I haven't gotten around to implementing it, but I always thought it would most easily be done as part of an IATE solver. I would also like to see a better IATE solver in openFoam (two-way). I am not doing CFD now, but would make use of such a model if available.

[camad93]

Quote:

Originally Posted by aee

I haven't gotten around to implementing it, but I always thought it would most easily be done as part of an IATE solver. I would also like to see a better IATE solver in openFoam (two-way). I am not doing CFD now, but would make use of such a model if available.

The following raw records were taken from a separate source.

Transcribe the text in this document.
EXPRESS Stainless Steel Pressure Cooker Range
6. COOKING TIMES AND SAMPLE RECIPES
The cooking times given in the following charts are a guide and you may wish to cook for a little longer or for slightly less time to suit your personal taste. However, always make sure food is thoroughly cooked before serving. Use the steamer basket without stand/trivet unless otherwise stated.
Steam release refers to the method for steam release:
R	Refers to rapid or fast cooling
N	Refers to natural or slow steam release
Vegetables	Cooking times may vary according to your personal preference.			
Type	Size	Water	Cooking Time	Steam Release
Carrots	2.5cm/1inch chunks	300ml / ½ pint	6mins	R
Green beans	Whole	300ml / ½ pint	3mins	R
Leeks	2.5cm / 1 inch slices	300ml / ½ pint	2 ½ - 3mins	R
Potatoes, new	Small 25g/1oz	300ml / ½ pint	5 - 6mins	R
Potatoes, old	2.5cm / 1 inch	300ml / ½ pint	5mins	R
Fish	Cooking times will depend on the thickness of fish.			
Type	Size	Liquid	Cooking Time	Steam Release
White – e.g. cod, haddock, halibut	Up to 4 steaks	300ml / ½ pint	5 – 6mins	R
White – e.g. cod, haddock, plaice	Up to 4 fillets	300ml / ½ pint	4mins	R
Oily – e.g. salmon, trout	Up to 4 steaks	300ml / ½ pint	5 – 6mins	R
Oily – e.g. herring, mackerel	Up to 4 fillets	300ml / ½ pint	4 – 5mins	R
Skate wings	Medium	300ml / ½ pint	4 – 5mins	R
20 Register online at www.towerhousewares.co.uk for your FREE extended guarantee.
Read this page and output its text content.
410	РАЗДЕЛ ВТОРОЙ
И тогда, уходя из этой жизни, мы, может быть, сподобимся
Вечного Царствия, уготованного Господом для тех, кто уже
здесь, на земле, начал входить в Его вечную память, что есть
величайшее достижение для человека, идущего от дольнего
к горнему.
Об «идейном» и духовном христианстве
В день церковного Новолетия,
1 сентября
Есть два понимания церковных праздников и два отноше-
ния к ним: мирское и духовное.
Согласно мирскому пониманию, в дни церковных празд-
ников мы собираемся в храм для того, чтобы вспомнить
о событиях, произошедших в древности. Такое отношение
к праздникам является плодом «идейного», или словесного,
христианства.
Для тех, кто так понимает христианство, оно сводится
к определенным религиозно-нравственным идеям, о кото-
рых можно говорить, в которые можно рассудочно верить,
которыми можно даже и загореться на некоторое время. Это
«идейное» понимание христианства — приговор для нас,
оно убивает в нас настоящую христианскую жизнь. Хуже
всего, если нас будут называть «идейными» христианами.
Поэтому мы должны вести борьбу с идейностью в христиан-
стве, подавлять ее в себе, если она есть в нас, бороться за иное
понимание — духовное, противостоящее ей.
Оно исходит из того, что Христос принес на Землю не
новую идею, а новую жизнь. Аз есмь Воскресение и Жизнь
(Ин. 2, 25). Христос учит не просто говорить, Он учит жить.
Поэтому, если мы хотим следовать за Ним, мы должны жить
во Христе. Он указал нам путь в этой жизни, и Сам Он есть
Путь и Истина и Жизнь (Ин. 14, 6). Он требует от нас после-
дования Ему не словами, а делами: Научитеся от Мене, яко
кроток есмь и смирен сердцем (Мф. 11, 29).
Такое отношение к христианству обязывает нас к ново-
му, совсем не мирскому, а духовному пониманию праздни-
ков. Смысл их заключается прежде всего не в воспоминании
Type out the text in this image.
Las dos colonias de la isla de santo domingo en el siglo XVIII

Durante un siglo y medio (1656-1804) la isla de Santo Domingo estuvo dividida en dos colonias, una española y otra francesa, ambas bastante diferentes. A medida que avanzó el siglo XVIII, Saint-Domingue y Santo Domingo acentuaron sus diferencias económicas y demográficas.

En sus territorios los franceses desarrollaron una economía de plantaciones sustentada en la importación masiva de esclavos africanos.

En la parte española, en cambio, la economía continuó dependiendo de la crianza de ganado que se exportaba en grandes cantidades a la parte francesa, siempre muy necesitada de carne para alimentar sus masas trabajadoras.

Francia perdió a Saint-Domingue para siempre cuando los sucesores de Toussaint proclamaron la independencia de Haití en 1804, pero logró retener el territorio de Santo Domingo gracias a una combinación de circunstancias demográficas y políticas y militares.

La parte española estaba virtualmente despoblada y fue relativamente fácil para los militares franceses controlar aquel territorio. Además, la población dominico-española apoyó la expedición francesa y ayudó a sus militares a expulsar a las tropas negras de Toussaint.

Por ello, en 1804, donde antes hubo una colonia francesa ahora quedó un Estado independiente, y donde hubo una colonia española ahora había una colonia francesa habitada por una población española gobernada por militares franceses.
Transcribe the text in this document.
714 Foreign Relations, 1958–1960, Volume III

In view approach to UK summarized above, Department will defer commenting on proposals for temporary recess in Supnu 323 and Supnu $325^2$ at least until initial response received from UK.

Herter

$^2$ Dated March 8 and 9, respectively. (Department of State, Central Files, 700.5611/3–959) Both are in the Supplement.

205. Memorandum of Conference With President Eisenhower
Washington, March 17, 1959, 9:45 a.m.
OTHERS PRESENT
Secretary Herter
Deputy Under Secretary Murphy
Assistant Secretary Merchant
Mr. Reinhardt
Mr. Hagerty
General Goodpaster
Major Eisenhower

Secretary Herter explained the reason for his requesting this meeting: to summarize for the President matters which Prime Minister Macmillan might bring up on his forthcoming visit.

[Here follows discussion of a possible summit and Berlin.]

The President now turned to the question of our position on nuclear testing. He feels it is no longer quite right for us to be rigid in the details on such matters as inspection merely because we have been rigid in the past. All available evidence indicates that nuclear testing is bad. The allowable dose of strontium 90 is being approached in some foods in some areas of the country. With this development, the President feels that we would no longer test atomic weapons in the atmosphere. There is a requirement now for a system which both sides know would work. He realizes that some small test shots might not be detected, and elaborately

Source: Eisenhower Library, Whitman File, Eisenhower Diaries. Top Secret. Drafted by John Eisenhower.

I see, but is there any possibility that I can simulate the emulsion (i.e., dispersed flow of oil-water with emulsion) using IATE solver? and to see the emulsion particles down to nano or micro scale?

Thanks in advanced aee!

[aee]

No. Numerical methods can't do nano scale and macro scale at the same time. You can simulate a sample of a few thousand or tens of thousands droplets being carried in a flow (lagrangian solver). If you want a droplet size distribution, you have a few choices, all of which are computationally expensive and make simplifying assumptions. What you choose depends on exactly what aspect of the emulsion you are trying to model. The IATE model in openFoam was limited to light dispersed phase in a heavier continuous phase, although I have used it to model water in oil emulsions by inverting gravity.
Interfoam can simulate two droplets coalescing (without surfactants).

[aee]

To be clear, a numerical model with 1 million cells can be 100x 100x100 cells, which is not very high resolution. If the shape is 10 cm wide, the cells might be 1 mm wide. If the emulsion has droplets 0.1 mm diameter, they are too small to model individually.

[camad93]

Quote:

Originally Posted by aee

To be clear, a numerical model with 1 million cells can be 100x 100x100 cells, which is not very high resolution. If the shape is 10 cm wide, the cells might be 1 mm wide. If the emulsion has droplets 0.1 mm diameter, they are too small to model individually.

Thank you so much for your great explanation!! Now I get the idea. Thank you again aee.